Sam Bloom and her family recently explored Tropical North Queensland, enjoying the numerous accessible options the region provides. Read on to delve deeper into Sam’s story and explore the varied experiences she encountered.
Ever since I was young, I’ve always loved to travel. The catalyst could have been when I was in 1st grade and mum and dad pulled me, my brother and sister out of school to travel overland around Australia in a Toyota 4wheel drive. I’ll never forget driving along endless dusty roads and particularly the pristine beaches of Tropical North Queensland.
Fast forward 30 years and I’m fortunate to have travelled to over 35 countries and much of Australia. This love of travel came to a grinding halt whilst we were on a vacation in Thailand when I fell through a rotten balcony railing. I sustained many injuries but none worse than breaking my back and becoming paralysed from the chest down. Since the accident, travel has been hard. So hard I thought I’d never be capable of traveling again. But over the past few years, I’ve noticed there are more accessible options and a greater willingness from the travel industry to provide better options for people living with a disability or those travelling in a wheelchair like me.
Skypark Cairns by AJ Hackett
With QLD promoting ‘2023 The Year Of Accessible Travel’ Far North Queensland couldn’t be a better option for those living with a disability to come and explore the diverse landscape and natural beauty.
My husband, Cam, and I recently embarked on a bustling trip to Tropical North Queensland with our three boys, making the most of every moment.
The adventure began with excitement as we made our way to Skypark Cairns by AJ Hackett. My two sons and I experienced the thrill of the giant swing, and the attentive staff ensured a comfortable and enjoyable time. While the bungee facilities do accommodate wheelchair users for jumping, I entrusted that exhilarating experience to Cam and the boys!
Palm Cove & Port Douglas
Next, we journeyed to our initial hotel, ensuring each accommodation featured accessible rooms. Our first destination was The Reef House in Palm Cove, a gorgeous adult-only (16 and over) resort along the esplanade. We secured a beach wheelchair (complimentary) from the lifesaving tower, providing us the joy of cruising along the beach with effortless access to the water.
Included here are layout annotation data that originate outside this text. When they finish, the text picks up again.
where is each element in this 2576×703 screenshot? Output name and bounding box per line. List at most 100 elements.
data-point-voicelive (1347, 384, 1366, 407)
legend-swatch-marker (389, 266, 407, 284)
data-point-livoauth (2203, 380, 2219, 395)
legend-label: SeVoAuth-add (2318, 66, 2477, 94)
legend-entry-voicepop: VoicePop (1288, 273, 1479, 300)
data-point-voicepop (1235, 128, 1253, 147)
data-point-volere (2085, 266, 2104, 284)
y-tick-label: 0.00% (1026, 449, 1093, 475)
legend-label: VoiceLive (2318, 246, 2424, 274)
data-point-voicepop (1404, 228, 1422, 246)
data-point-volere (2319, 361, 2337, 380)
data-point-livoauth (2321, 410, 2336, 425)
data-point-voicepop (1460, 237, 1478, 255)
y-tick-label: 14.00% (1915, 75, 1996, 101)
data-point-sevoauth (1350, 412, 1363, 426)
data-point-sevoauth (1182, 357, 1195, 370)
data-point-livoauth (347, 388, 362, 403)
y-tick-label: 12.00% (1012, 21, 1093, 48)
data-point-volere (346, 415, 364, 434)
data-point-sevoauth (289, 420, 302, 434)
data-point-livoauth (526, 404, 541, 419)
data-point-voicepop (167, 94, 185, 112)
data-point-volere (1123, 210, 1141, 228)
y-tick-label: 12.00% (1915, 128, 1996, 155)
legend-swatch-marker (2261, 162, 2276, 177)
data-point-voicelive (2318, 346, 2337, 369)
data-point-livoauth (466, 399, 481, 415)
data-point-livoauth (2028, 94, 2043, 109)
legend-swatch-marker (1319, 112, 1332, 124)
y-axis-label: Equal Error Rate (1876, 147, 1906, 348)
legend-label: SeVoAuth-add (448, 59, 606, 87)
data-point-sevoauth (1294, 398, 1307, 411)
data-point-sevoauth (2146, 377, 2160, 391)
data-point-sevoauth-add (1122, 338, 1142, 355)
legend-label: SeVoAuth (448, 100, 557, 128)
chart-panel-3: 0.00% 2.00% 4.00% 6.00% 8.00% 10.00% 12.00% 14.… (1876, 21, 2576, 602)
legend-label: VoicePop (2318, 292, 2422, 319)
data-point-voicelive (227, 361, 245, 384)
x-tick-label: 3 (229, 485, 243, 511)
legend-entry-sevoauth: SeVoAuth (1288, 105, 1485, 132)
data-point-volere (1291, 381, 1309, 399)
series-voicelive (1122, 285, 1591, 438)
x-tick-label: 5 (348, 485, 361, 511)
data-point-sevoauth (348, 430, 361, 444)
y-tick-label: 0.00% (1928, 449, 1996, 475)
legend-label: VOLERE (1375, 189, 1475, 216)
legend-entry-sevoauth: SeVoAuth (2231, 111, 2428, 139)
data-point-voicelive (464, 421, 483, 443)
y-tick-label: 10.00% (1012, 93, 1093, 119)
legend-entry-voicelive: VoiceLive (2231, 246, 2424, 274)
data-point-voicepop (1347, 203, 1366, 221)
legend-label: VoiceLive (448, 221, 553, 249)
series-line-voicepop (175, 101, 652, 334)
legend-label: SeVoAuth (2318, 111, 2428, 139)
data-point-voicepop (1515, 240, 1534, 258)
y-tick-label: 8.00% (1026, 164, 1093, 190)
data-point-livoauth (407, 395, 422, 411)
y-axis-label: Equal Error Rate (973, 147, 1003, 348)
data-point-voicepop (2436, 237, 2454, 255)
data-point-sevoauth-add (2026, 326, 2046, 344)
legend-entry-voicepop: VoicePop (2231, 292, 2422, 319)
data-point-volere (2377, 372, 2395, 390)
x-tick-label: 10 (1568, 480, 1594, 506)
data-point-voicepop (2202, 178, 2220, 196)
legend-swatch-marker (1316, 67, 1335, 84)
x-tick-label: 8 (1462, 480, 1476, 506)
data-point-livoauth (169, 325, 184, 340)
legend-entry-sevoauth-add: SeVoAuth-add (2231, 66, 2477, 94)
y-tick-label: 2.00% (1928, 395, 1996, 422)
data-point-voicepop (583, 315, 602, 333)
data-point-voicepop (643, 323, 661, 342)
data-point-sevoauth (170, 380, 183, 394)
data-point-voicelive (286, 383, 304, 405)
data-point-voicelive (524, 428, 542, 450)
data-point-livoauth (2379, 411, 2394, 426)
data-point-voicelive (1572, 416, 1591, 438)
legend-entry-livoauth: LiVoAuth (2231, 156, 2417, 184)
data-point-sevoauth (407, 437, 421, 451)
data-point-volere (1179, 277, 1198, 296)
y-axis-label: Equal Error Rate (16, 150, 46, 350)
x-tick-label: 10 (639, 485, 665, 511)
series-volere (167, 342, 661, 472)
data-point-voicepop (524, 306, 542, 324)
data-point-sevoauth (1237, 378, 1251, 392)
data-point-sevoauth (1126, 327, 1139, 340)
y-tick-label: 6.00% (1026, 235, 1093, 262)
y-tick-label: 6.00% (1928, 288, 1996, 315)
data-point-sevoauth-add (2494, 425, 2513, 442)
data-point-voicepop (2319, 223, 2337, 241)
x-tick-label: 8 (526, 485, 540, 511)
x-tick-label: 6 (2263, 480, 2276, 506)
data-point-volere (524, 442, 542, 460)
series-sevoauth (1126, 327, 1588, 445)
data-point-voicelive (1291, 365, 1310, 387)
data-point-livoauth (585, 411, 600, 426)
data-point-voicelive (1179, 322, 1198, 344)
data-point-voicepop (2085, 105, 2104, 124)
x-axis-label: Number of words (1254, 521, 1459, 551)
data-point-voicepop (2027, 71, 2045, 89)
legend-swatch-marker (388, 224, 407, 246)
The next day we drove to Port Douglas, where we reached the breathtaking Sheraton Grand Mirage Resort. A beachfront resort boasting more than two hectares of stunning saltwater lagoon pools, perfect for swimming and relaxation.
Mossman Gorge & Silky Oaks
Exploring Mossman Gorge, we immersed ourselves in a captivating smoke ceremony and enjoyed wheelchair-accessible amenities such as the shuttle bus, picnic area, toilets, and the inclusive rainforest boardwalk, Baral Marrjanga, leading to the Mossman River lookout.
Next, we ventured to our accomodation for the night, Silky Oaks Lodge. We stayed in the generously sized Rainforest Retreat suite designed for wheelchair accessibility. Additionally, we participated in daily guided walks with wheelchair access available upon request and explored uneven self-guided trails. Silky Oaks even have a mobility fact sheet that outlines the areas of the resort suitable for wheelchair uses.
Great Barrier Reef & Cape Tribulation
The following day, we rose early to embark on a journey to the Great Barrier Reef with Quicksilver Cruises. Their Agincourt Reef platform stands out for hosting the sole water-powered lift on the Great Barrier Reef, facilitating wheelchair access to the water.
Back on land we then entered one of the world’s oldest rainforests and headed for Cape Tribulation. It revealed a captivating fusion of lush rainforests meeting pristine beaches. Nestled in the Daintree Rainforest, the destination’s distinctive mix of biodiversity and beauty left me in awe. Whether wandering the boardwalks or savouring the endless beaches, each moment had us immersed in the wonders of nature.
Travelling in a wheelchair shouldn’t preclude you from enjoying many of the activities able bodied people experience, nor should it stop you from seeing this beautiful country. It’s great to see many operators fully embrace the huge accessible market that is out there and make traveling equitable for everyone who’s willing.
With QLD promoting ‘2023 The Year Of Accessible Travel’ Far North Queensland couldn’t be a better option for those living with a disability to come and explore the diverse landscape and natural beauty. Our 5 days was way too short but I’m sure to be back in no time.
Disclaimer: Please check with operators before booking, as experiences may be available on a case-by-case basis.